What to you give a man for Christmas? A man who doesn’t have much. A pair of green shorts, a green T shirt and a pair of sandshoes. He has food, a bed and a small room which he’s looked into 16 hours a day and sometimes for two days in a row. He’s lost his freedom. So what do you give him to celebrate Christmas?

Michael Wells, an Anglican chaplain at a prison in Sydney, was having some trouble accessing the men in H Block. It was a difficult area of the prison. Another chaplain had told him it would be too difficult to start anything there. He should not even try to go there. With no access to a chapel or a room, Michael tried to be there to talk with individuals. He tried to run small groups under one small outdoor covering, surrounded by a hundred men. But the routine of H Block was such that Michael never knew what to expect each time he went there. Would the men be locked in their cells? Or outside. Would they be called away? Or at court? It was all ad hoc. 

He got to the point of giving up. Maybe it was just too difficult. Realising that he wasn’t always there at the best times for the men, Michael decided to show one or two what to do to lead a small group in prayer and simple Bible study. Michael was off sick for a couple of weeks. When he came back, he found thirty men had been gathering each day to pray and to read the Bible.

The officers can be nervous with such a large group meeting together. It can be a time to pass contraband around, to make plans for nefarious deeds, to recruit, to standover. It can seem threatening to other inmates. So one afternoon an officer came to tell the men they couldn’t meet anymore. The men were upset, but had just read and discussed from Matthew 5 to ‘pray for those who persecute you’. They stayed calm and prayed for the officer. The next day they were told they could continue meeting.

These meetings, at times whenever the men can get together, have been life changing. Both officers and inmates speak of a significant change in the atmosphere of H-block. Reading from Titus 3 that they need to ‘submit to rulers and authorities’, the inmates discussed whether their treatment of officers would honour Jesus.

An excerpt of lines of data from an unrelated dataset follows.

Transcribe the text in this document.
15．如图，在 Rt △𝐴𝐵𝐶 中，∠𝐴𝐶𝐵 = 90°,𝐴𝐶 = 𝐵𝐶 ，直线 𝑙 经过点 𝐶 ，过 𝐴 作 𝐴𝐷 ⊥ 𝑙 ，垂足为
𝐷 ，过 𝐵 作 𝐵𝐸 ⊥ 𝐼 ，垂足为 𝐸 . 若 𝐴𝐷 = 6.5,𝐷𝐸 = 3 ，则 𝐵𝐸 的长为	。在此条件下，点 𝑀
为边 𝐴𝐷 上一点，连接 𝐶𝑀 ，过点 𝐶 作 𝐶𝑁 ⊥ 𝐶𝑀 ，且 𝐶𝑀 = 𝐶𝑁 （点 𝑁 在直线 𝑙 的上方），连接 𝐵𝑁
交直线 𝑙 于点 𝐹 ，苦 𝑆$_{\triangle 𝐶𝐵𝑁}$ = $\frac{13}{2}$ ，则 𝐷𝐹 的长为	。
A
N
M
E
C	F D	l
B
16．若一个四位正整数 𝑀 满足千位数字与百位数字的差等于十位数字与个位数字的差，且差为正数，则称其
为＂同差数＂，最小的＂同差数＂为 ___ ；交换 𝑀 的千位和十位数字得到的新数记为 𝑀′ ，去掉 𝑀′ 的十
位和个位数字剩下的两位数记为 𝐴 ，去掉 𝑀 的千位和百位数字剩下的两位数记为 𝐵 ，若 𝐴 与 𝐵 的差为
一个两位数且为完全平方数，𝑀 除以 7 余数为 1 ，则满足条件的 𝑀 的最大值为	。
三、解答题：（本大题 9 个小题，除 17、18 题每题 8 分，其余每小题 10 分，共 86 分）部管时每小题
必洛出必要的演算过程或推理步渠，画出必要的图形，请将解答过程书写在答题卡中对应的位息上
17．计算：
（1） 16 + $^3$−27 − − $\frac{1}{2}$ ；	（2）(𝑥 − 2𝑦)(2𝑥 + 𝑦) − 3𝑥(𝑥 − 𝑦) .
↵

One inmate spoke to an officer he had been giving a particularly hard time and apologised for his behaviour. He named specific things he had done and asked for the officer’s forgiveness. Now, this is something you just don’t do in prison. The officer didn’t know how to respond. Embarrassed and feeling very awkward he just told the inmate to go away.

What do you give a man who has nothing for Christmas? You give him the opportunity to hear the good news of Jesus. You give him the opportunity to pray with others who know only too well the hard time he’s going through. Then you stand back and watch the Holy Spirit at work in the lives of the most unlikely people.

Any Christian can give a life changing gift to men like this. Pray for them. Pray for our chaplains and the people they minister to. God is doing mighty, life changing work.